Linda Tripp, the White House employee who helped expose the relationship between her colleague Monica Lewinsky and Mr Clinton, said housekeepers were constantly concerned about the President.

“The housekeeping staff was afraid to bend over in his presence,” Ms Tripp told the Weekly Standard, a conservative magazine.

Ms Tripp said White House employees who cleaned the offices learned to avoid Mr Clinton amid rumours about his “libidinous impulses”.

In addition to observing the housekeepers’ behaviour, Ms Tripp said she witnessed the aftermath of an alleged assault against former White House volunteer Kathleen Willey in November 1993.

Ms Tripp said that seeing Ms Willey after the alleged incident made her suspect Mr Clinton was a “predator by pattern.”

Shortly after, Ms Tripp was transferred from the White House to the Pentagon’s public affairs office, where she became friends with Ms Lewinsky, another West Wing exile.

Ms Lewinsky, who was 22 at the time, told Ms Tripp about her relationship with the President - conversations that Ms Tripp secretly recorded and later gave to independent counsel Kenneth Starr, who was investigating Mr Clinton.

“It was not consensual, and it was not an affair,“ Ms Tripp said about the relations between Mr Clinton and Ms Lewinsky. “It was a servicing agreement on his part.
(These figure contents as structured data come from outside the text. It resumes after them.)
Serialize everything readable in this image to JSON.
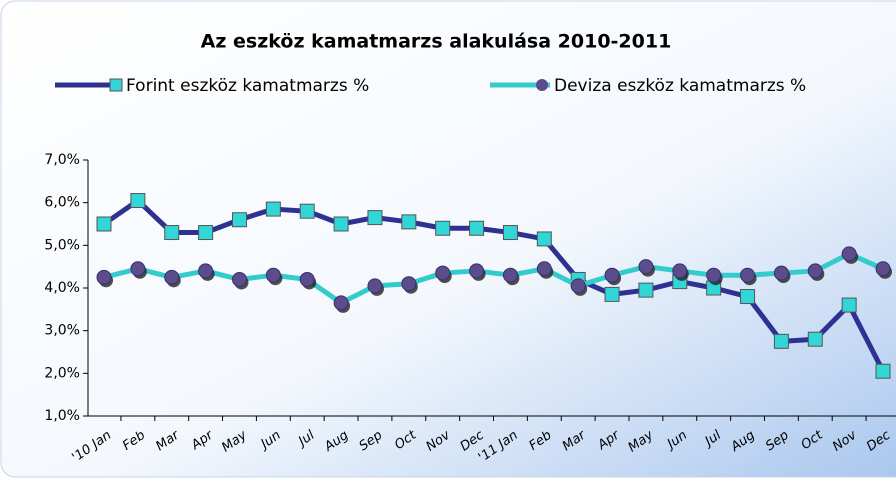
{
  "chart_data": {
    "type": "line",
    "title": "Az eszköz kamatmarzs alakulása 2010-2011",
    "categories": [
      "'10 Jan",
      "Feb",
      "Mar",
      "Apr",
      "May",
      "Jun",
      "Jul",
      "Aug",
      "Sep",
      "Oct",
      "Nov",
      "Dec",
      "'11 Jan",
      "Feb",
      "Mar",
      "Apr",
      "May",
      "Jun",
      "Jul",
      "Aug",
      "Sep",
      "Oct",
      "Nov",
      "Dec"
    ],
    "series": [
      {
        "name": "Forint eszköz kamatmarzs %",
        "color": "#2e3192",
        "marker": "square",
        "marker_color": "#33d6d6",
        "values": [
          5.5,
          6.05,
          5.3,
          5.3,
          5.6,
          5.85,
          5.8,
          5.5,
          5.65,
          5.55,
          5.4,
          5.4,
          5.3,
          5.15,
          4.2,
          3.85,
          3.95,
          4.15,
          4.0,
          3.8,
          2.75,
          2.8,
          3.6,
          2.05
        ]
      },
      {
        "name": "Deviza eszköz kamatmarzs %",
        "color": "#33cccc",
        "marker": "circle",
        "marker_color": "#5b4d8c",
        "values": [
          4.25,
          4.45,
          4.25,
          4.4,
          4.2,
          4.3,
          4.2,
          3.65,
          4.05,
          4.1,
          4.35,
          4.4,
          4.3,
          4.45,
          4.05,
          4.3,
          4.5,
          4.4,
          4.3,
          4.3,
          4.35,
          4.4,
          4.8,
          4.45
        ]
      }
    ],
    "ylim": [
      1,
      7
    ],
    "yticks": [
      {
        "value": 1,
        "label": "1,0%"
      },
      {
        "value": 2,
        "label": "2,0%"
      },
      {
        "value": 3,
        "label": "3,0%"
      },
      {
        "value": 4,
        "label": "4,0%"
      },
      {
        "value": 5,
        "label": "5,0%"
      },
      {
        "value": 6,
        "label": "6,0%"
      },
      {
        "value": 7,
        "label": "7,0%"
      }
    ],
    "legend": "top"
  }
}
She was a kid. She may have been 22 and had a voluptuous body and was misguided in her choices... To say that Monica Lewinsky was a woman at that point in her life was a stretch beyond comprehension.”

Ms Tripp said the recent flood of sexual assault and harassment allegations against powerful men has forced her to “relive a lot” of what happened in the 1990s. The new criticism of Mr Clinton's alleged behaviour is “a day late, and it’s a dollar short,” because the politician has “nothing to lose”, she said.

A spokesperson for Mr Clinton did not respond to The Independent's request for comment.